Marie-Claire/48

Eugène Fasquelle (p. 178-180).



Dès la première semaine, Mme Alphonse avait fait transformer la chambre d’Eugène en lingerie, et elle m’avait aussitôt installée devant une grande table sur laquelle étaient plusieurs pièces de toile, que je devais transformer en linge de toutes sortes.

Elle venait s’asseoir près de moi, pour faire de la dentelle ; elle restait des journées entières sans me dire un mot.

Quelquefois elle me parlait des armoires pleines de linge de sa mère.

Sa voix était sans timbre, et sa bouche remuait à peine pour parler.

M. Tirande paraissait beaucoup aimer sa bru. Chaque fois qu’il venait, il s’informait de ce qu’elle pouvait désirer.

Elle n’aimait que le linge. Alors il partait en promettant d’acheter d’autres pièces de toile.

M. Alphonse ne paraissait guère qu’aux heures de repas.
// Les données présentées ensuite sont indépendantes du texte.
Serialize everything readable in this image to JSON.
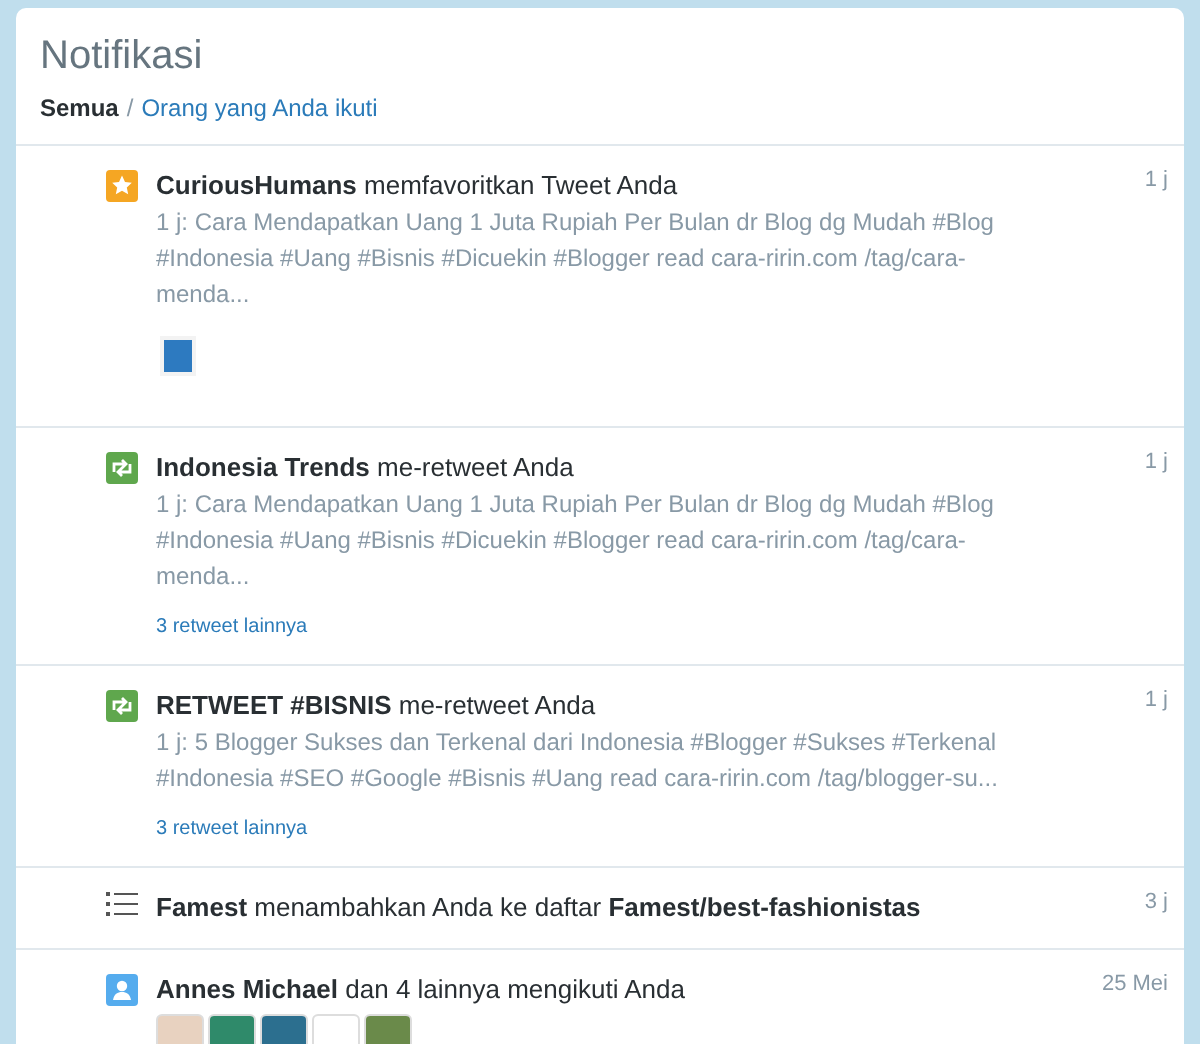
{
  "header": {
    "title": "Notifikasi",
    "separator": "/"
  },
  "filters": [
    {
      "label": "Semua",
      "selected": true
    },
    {
      "label": "Orang yang Anda ikuti",
      "selected": false
    }
  ],
  "notifications": [
    {
      "kind": "favorite",
      "headline": "**CuriousHumans** memfavoritkan Tweet Anda",
      "time": "1 j",
      "body": "1 j: Cara Mendapatkan Uang 1 Juta Rupiah Per Bulan dr Blog dg Mudah #Blog #Indonesia #Uang #Bisnis #Dicuekin #Blogger read cara-ririn.com /tag/cara-menda...",
      "thumbnail": true
    },
    {
      "kind": "retweet",
      "headline": "**Indonesia Trends** me-retweet Anda",
      "time": "1 j",
      "body": "1 j: Cara Mendapatkan Uang 1 Juta Rupiah Per Bulan dr Blog dg Mudah #Blog #Indonesia #Uang #Bisnis #Dicuekin #Blogger read cara-ririn.com /tag/cara-menda...",
      "more_link": "3 retweet lainnya"
    },
    {
      "kind": "retweet",
      "headline": "**RETWEET #BISNIS** me-retweet Anda",
      "time": "1 j",
      "body": "1 j: 5 Blogger Sukses dan Terkenal dari Indonesia #Blogger #Sukses #Terkenal #Indonesia #SEO #Google #Bisnis #Uang read cara-ririn.com /tag/blogger-su...",
      "more_link": "3 retweet lainnya"
    },
    {
      "kind": "list",
      "headline": "**Famest** menambahkan Anda ke daftar **Famest/best-fashionistas**",
      "time": "3 j"
    },
    {
      "kind": "follow",
      "headline": "**Annes Michael** dan 4 lainnya mengikuti Anda",
      "time": "25 Mei",
      "avatars": [
        {
          "color": "#e8d2c0"
        },
        {
          "color": "#2f8a6a"
        },
        {
          "color": "#2c6f8f"
        },
        {
          "color": "#ffffff"
        },
        {
          "color": "#6a8a4a"
        }
      ]
    }
  ]
}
J’aurais été bien en peine de dire à quoi il employait son temps.

Son visage me rappelait celui de la supérieure. Il avait comme elle la peau jaune et les yeux brillants ; on eût dit qu’il portait en lui un brasier qui pouvait le consumer d’un moment à l’autre.

Il était très pieux, et chaque dimanche, il partait avec Mme Alphonse à la messe du village qu’habitait M. Tirande.

Au commencement, ils voulurent m’emmener dans leur voiture ; mais je refusai, préférant aller à Sainte-Montagne où j’espérais rencontrer Pauline ou Eugène.

Quelquefois, un des laboureurs venait avec moi, mais le plus souvent, je m’en allais seule, par un chemin de traverse qui diminuait de beaucoup le trajet.

C’était un chemin rude et pierreux qui grimpait sur la colline, à travers les genêts.

À l’endroit le plus élevé, je m’arrêtais devant la maison de Jean le Rouge.

Cette maison était basse et profonde ; les murs étaient aussi noirs que le chaume qui la recouvrait ; et on eût pu passer à côté sans la voir, tant les genêts qui l’entouraient étaient hauts.

J’entrais pour dire bonjour à Jean le Rouge, que je connaissais depuis que j’étais à la ferme de Villevieille.

Il avait toujours travaillé pour maître Sylvain, qui le tenait en grande estime. Eugène disait qu’on pouvait le faire toucher à tout et qu’avec lui les choses étaient toujours bien faites.